MyCreativity, First Session Part One
At around 10:15 the usual suspects started showing up, including my fellow master students (some of us are aware that a 10 a.m. start means 10:30 in conference-speak). Geert Lovink (see photo) opened the proceedings as laptops took over the podium. Ned Rossiter (see photo), whose new book was presented a little while ago, reminded the crowd that we are here to look at creative industries in ways that are not covered by policy-makers. To see the issues that may have slipped through the cracks. We need to ask the right questions: what is creative labour? What are the conditions? How can we solve the problem of precarity? (More about precarious workers later on).
The first presentation is an attempt to outline the place of power in contemporary capitalism (as the second presenter would term it, we were having “Foucault for Breakfast”). Holmes discussed the Research Triangle Park (RTP), a post industrial research and development park that connects the dots between three universities. The flashy powerpoint takes us through pictures from the park, each building hard to distinguish from the other since they’re all painted white. “Clinical white,” Holmes says, and connects this with a desire for a perfect signal to noise ratio. Streamlining is certainly a keyword for the topics he goes on to address.

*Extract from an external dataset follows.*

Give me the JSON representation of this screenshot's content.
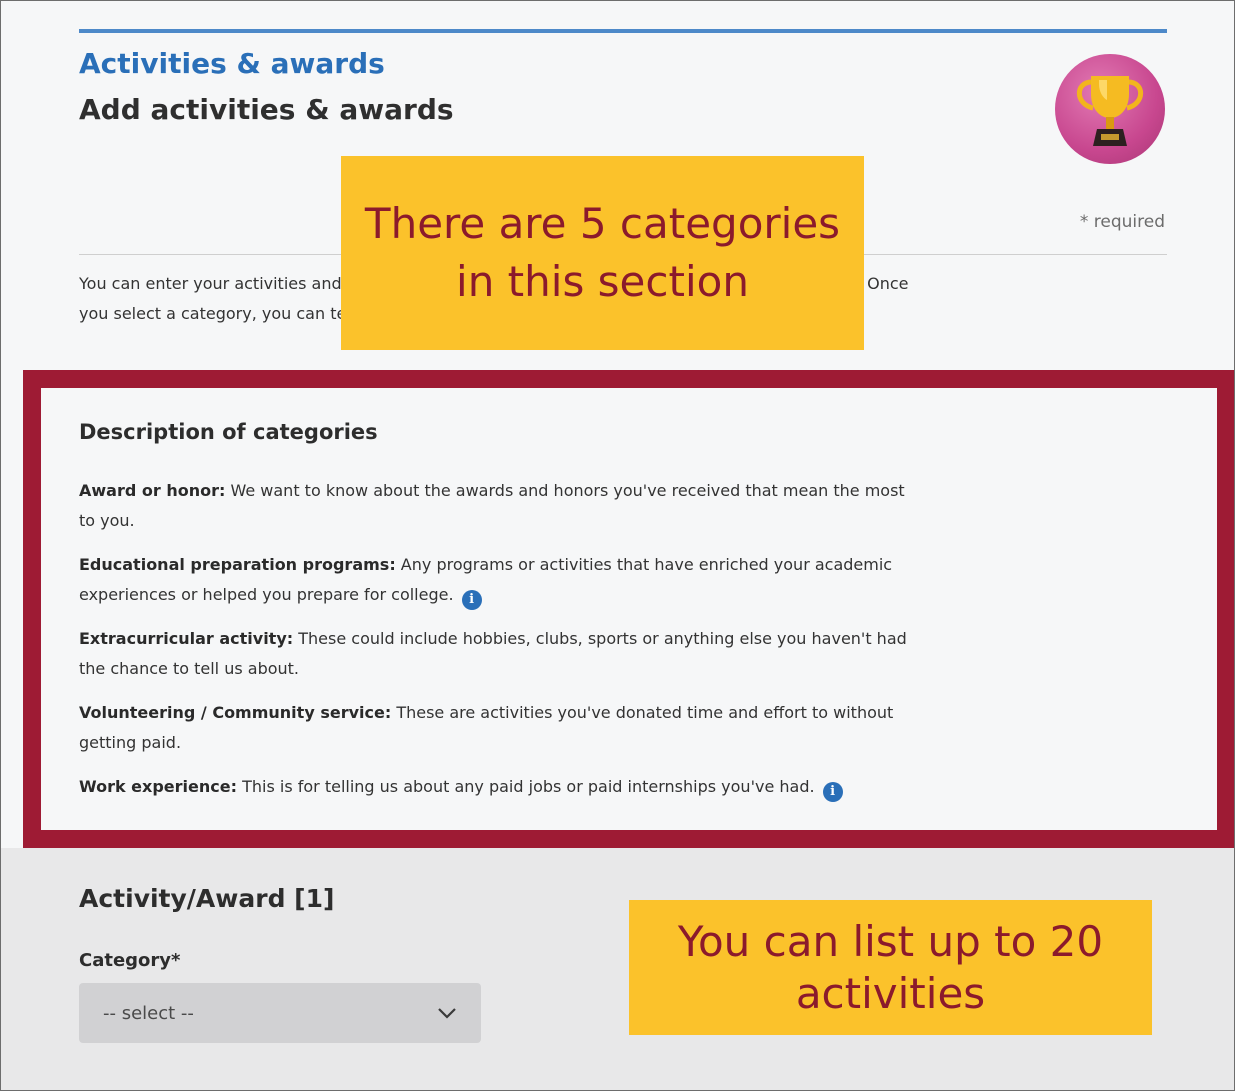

The emergence of the RTP and its current ‘recession’ form an allegory for the state of creativity, with a large role set aside for the problems of intellectual property. The RTP was created in the 1950’s, and was an attempt to offset unemployment and the brain-drain. Public funding was pumped in to instill confidence, attracting big names like IBM, bubbling up quickly. The reason for its success? Holmes understands the park- with its university connections – as a streamlined production of patents. The faster technological innovation moves, the more corporations must have their ‘ears to the ground’, so to speak. That is, corporations (patent owners) needed to form stronger bonds with the universities (innovators), and this came out through a kind of social engineering (Holmes uses this term to reference the attempts at genetic engineering going on in the actual labs). Professors double as small-time entrepreneurs (they’re required to share the profits), and universities are pseudo tech companies. Public funding gets translated into private patents – with the necessary implications on both sides. Currently, the RTP ‘suffers’ from the fact that its infrastructure, perhaps already outdated, cannot accommodate the fluidity of start-ups. Also, the park has failed to establish a brand-name (contrasted with places like ‘silicon valley’).
While the park tries to adapt to the changes it was in part responsible for, the universities have expanded their business interests. Holmes points out that Duke University has invested 310 million dollars in the Singapore Medical School – cheap if they succeed in tapping the markets in China and India, Singapore, he says, is a relay between markets. NCSU Raleigh, too, has blurred the boundary between business and university, with corporate logos decorating the research labs. As ICT gives way to biotech, Holmes sees more of the same, with patents continuing to be the glue between corporate and academic interests.
Holmes doesn’t rule out the possibility of a solution to all this, but was hard-pressed to suggest one. Not to worry, he did wish us good luck.